Francesca Galiano
16/08/2022 - Last update 29/12/2022

Patricia M Meyer, Sharon M Gustowski | Year 2012

Osteopathic manipulative treatment to resolve head and neck pain after tooth extraction


Cervicalgia (cervical pain and stiff neck)

Type of study:

Case report

Date of publication of the study’:



Purpose of the study

  • Objective: to report the usefulness of OMT in treating head and neck pain occurred after a tooth extraction
  • Measured outcomes: report of the symptoms


  • Number: 1
  • Description: 52-year-old man, working as a seller of spare parts for trucks, with neck pain, headache and low back pain started 2 weeks before the first visit, just after the extraction of a tooth of the upper right arch and after straining too much (and having overextended his neck) by pushing a car. The pain was described as pins and needles in the neck, sensations that would then expand to the head, without producing any dizziness. The pain would improve with hot showers and aspirin, but would worsen with movement. The low back pain was associated with stiffness and tension, but there was no weakness, paresthesia or incontinence (either urinary or intestinal).

At the time of the visit, he was taking lisinopril for hypertension, paroxetine for depression and a multivitamin. The clinical history showed hypertension and depression, besides low back pain, already treated with OMT. The patient also suffered eye pain and a feeling of blockage in his left ear. Otherwise the vital signs remained normal as well as the neurological, pulmonary, cardiovascular, and head, eyes, ears, nose and throat examinations.
The musculoskeletal examination showed a sore cervical paraspinal musculature and tense low thoracic and low back muscles, but with unaltered range of motion (ROM). For these reasons, the doctor had diagnosed a simple muscular strain to be treated with paracetamol when needed, metaxalone, ROM exercises and limitations on lifted load. Although he recommended a follow-up visit after 2 weeks and an OMT appointment, the patient did not show up for either visit.

Si è invece presentato dopo 2 mesi a causa della persistenza dei sintomi, con un dolore al collo che si irradiava fino in cima al capo (con intensità costante di 5 su 10), dietro gli occhi e giù nella parte posteriore del braccio destro. This pain would ease with physical exercises, hot showers and muscle relaxants, otherwise there was no weakness, numbness or tingling. However, the osteopathic evaluation showed a somatic cranial dysfunction, with a reduction in amplitude and frequency of the cranial rhythmic impulse on the right and with a restriction in the right occipitomastoid suture. Some somatic dysfunctions were also found at the cervical level, in addition to bilateral rib restrictions, and some dysfunctions at the level of the T6-T8 vertebrae. Finally, a sore spot was found at the bicipitefield-p.
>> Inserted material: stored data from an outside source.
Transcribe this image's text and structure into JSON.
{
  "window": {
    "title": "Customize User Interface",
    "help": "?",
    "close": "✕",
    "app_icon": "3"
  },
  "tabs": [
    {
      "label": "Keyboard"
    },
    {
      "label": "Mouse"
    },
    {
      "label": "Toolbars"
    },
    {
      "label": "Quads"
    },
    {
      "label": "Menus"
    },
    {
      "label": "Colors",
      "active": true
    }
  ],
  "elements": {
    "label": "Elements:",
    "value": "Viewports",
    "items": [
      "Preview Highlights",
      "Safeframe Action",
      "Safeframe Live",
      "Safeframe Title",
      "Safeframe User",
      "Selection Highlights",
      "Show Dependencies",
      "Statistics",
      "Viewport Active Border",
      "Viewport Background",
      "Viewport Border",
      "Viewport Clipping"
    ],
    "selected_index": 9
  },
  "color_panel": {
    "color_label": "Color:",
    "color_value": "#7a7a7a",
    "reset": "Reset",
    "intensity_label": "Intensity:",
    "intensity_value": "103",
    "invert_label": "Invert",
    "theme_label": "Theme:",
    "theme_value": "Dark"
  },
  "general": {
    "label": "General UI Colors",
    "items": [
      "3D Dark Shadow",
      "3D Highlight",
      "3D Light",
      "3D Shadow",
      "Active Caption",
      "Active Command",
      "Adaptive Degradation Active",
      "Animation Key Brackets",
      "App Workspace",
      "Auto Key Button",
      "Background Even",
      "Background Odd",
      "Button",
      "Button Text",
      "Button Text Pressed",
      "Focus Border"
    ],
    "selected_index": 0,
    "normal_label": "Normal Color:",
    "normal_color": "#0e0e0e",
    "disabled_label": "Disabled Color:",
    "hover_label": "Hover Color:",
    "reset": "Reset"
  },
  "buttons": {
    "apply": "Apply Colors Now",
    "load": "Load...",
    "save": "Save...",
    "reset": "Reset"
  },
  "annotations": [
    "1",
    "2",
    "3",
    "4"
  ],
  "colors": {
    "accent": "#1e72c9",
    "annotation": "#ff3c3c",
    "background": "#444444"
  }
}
Interventions and evaluations

  • 2 sessions of OMT at a week distance to each other
  • OMT: parietal and frontal lifts, as well as V-spread technique, at the cranial level; muscle energy, myofascial release, counterstrain and articulatory techniques for the cervical spine; high-velocity low-amplitude techniques for the thoracic spine; Still’s techniques for the ribs


At the follow-up visit, 1 week after the OMT, the patient reported important improvements: the headache had resolved, the neck pain intensity was minimum and the right arm tenderness had also decreased. After a further OMT treatment, the symptoms resolved completely


The extraction of a tooth can negatively affect the nearby structures, as it often involves the use of a mechanical force greater than those to which the body is accustomed at the buccal level. The consequences may entail different somatic dysfunctions and alterations in the myofascial organization of the cranial structures. In this regard, depending on the tooth extracted and on the force applied, it is possible to make a potential prediction of the somatic dysfunctions that will manifest considering the positioning and the status of the cranial sutures. Given the cranial innervation, it is then possible to expect the insurgence of pain or particular sensations by evaluating which nervous pathway can be traveled by the above mentioned dysfunctions.

Consequently, it becomes essential to carry out the most complete possible evaluation of the myofascial structures, starting from those main structures that can more easily be the place of dysfunctions, such as the occipitomastoid suture, the occipitoatlantal articulation and the temporal bones.

The review of Osteopedia

By Marco Chiera

Strengths: good discussion on how a tooth extraction could affect the rest of the myofascial and osseous structures, favoring dysfunctions and, therefore, pain.

Limits: as all case reports, it is not generalizable, furthermore, a follow-up on the long run is missing to check if the symptoms did not reappear. A description of the study limitations is also missing.